In My Taxi by American photographer Ryan Weideman began in New York City in 1980, soon after he arrived in Manhattan and started driving a cab on the 5 p.m. to 5 a.m. shift; over the next four decades, through 2016, he photographed the people who climbed into his back seat, turning the taxi into a mobile portrait studio.
Because the work grows out of night driving, it examines the city as an after-hours stage where identity is performed and briefly let down. The taxi functions as an in-between space: intimate but transactional, private but surrounded by the street. Weideman’s portraits map a cross-section of New York’s late-20th-century social life—businessmen, club kids, drag queens, poets, and tourists—without sorting them into hierarchies.
Visually, the photographs are dense, often layering three zones at once: the driver in the foreground, passengers in the midground, and the city’s sidewalks and headlights framed through the windows. The work is black-and-white, emphasizing faces, clothing, and the textures of cab upholstery and street glare. Flash-lit interiors collide with darkness, producing abrupt contrasts that recall film noir: a cheekbone catches the flash, a hand pauses halfway through a gesture, and the street outside blurs into a backdrop behind the seated figures.
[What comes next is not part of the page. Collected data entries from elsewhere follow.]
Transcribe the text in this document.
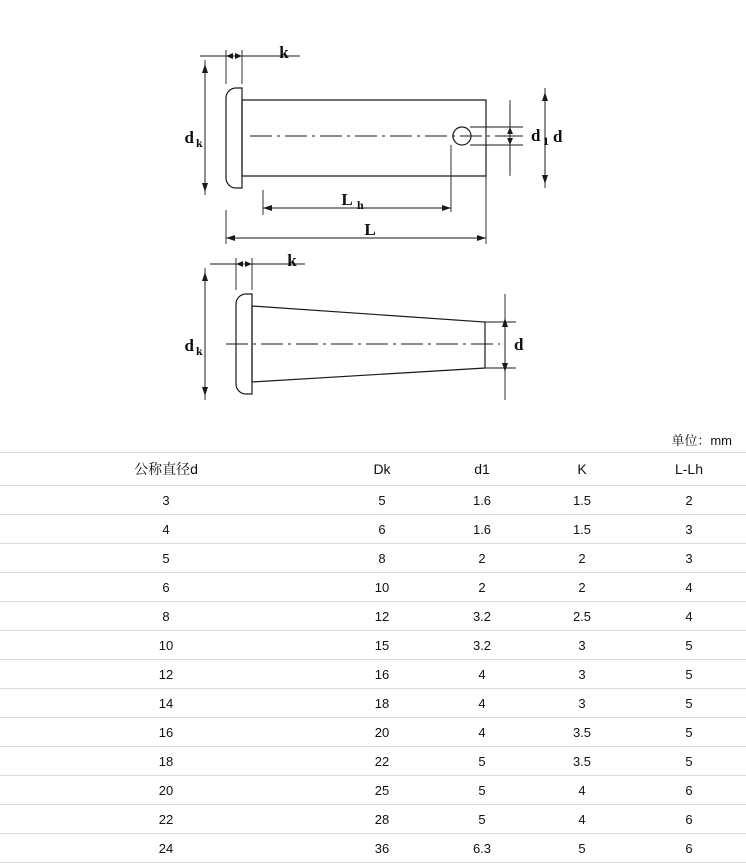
k
d k	d 1 d
L h
L
k
d k	d
单位：mm
公称直径d	Dk	d1	K	L-Lh
3	5	1.6	1.5	2
4	6	1.6	1.5	3
5	8	2	2	3
6	10	2	2	4
8	12	3.2	2.5	4
10	15	3.2	3	5
12	16	4	3	5
14	18	4	3	5
16	20	4	3.5	5
18	22	5	3.5	5
20	25	5	4	6
22	28	5	4	6
24	36	6.3	5	6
Weideman worked with hand-held analog cameras and a strobe, sometimes rigging the flash to his visor and keeping the camera accessible near the taxi meter so he could shoot quickly between stops. After driving, he developed film and printed in a small apartment, converting his bathroom into a darkroom; many prints are gelatin silver, with published reproductions appearing as duotone plates. About six or seven years into the project, he began including himself with passengers—an early form of self-portraiture within a street-photography framework—and at times made the encounter collaborative by asking passengers to trigger the strobe when they heard the shutter.
Early support arrived through fellowships (including an NEA fellowship in 1984–1985, a New York Foundation for the Arts fellowship in 1986–1987, and a Guggenheim Fellowship in 1992–1993), and the photographs entered major museum collections such as the Brooklyn Museum, the Art Institute of Chicago, the Museum of Fine Arts, Houston, and the Oakland Museum.